◆ 工芸作家インタビュー ・・・ 長文堂 / 長谷川文雄
さん |
「乾燥型鋳造方法」。
この方法は昭和初期に、長谷川文雄さんの父親が考案したもので、量産できる、ということが最大の特徴になっています。
以来山形鋳物業の大半で この方法が使われているそうです。
銅町が栄えるきっかけとなったのも、この乾燥型鋳造方法が使われるようになってからであると言われてます。
長谷川さんが現在、主に制作しているのは鉄瓶で、角張ったものや丸くやわらかい形のものを好み、多く作っているのだそうです。鉄瓶を制作する上で、一番な重要な工程は、木型作り。木型のわずかなくるいだけでも、イメージと違うものに仕上がって
しまうと言います。これが上手く出来ればその作品は成功であるいっても過言ではあ りません。その為、木型のデザインを考えることに特に力を入れるそうです。モチーフをどうデザインに活かしていくのか、どうやって形にしていくのかが一番難しいと言います。
人のまねはしたくないというこだわりが、長谷川さんの作る鉄瓶の形やかんつき、そしてオリジナルの文様にも表れています。

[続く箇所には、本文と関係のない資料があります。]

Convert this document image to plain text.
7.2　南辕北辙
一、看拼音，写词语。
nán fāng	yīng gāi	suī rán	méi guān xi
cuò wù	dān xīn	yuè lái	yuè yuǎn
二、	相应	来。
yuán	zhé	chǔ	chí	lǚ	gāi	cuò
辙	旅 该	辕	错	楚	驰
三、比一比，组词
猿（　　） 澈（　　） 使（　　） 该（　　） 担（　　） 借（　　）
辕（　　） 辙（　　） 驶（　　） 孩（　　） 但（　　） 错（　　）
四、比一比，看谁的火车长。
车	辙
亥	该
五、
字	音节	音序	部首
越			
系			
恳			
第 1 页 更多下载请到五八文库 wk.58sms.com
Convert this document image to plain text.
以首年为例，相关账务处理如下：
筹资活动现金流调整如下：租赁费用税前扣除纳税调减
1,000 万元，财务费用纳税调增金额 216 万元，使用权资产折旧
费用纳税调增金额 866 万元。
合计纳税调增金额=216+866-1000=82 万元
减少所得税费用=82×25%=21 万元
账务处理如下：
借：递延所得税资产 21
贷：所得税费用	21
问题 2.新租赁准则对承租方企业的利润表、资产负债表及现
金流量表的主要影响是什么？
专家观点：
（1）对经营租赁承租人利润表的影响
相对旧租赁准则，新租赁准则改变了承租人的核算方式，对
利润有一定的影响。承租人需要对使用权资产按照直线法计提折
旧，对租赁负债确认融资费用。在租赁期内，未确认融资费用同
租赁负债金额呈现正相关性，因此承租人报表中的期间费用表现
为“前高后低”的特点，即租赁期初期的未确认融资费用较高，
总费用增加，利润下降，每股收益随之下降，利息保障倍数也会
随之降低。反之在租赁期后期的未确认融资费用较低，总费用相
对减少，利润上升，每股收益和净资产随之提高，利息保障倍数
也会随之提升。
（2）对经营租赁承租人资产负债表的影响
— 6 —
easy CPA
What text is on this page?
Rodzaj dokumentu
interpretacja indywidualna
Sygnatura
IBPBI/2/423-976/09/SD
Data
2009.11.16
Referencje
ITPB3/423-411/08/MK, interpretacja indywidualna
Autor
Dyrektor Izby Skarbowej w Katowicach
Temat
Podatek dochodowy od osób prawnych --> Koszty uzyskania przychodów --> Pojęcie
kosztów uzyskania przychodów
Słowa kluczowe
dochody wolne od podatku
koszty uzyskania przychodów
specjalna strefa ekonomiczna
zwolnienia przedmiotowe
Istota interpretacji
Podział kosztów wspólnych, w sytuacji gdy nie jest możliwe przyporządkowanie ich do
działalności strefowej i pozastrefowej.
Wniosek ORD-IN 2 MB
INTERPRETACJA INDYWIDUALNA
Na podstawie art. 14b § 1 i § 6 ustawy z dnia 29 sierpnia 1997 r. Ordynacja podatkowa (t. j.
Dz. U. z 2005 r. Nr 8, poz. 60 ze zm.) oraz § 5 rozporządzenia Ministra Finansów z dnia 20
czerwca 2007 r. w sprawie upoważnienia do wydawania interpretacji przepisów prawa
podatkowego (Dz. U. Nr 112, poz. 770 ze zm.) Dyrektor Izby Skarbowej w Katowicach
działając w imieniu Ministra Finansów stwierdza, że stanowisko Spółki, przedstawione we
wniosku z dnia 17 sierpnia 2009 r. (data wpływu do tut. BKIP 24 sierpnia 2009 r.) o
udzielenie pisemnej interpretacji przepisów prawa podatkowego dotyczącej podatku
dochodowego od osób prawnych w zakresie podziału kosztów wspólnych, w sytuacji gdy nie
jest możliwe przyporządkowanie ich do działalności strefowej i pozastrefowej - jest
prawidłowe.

「売れる売れないはその人の作品次第。時代によって形は変わっていくが、機械には 頼らず、昔ながらの手法で手作りで作っていくことが大事である。型から傷ひとつなく出てきた時、満足のいくものができた瞬間に鋳物作りの最高の魅力を感じる。」と語ってくださいました。
父親が鋳物を作る姿を見続けて育ち、子供の頃から自分も鋳物職人になると周りに宣言してきたという長谷川さん。生まれながらの職人肌を長谷川さんが語る言葉ひとつひとつから感じる取ることができました。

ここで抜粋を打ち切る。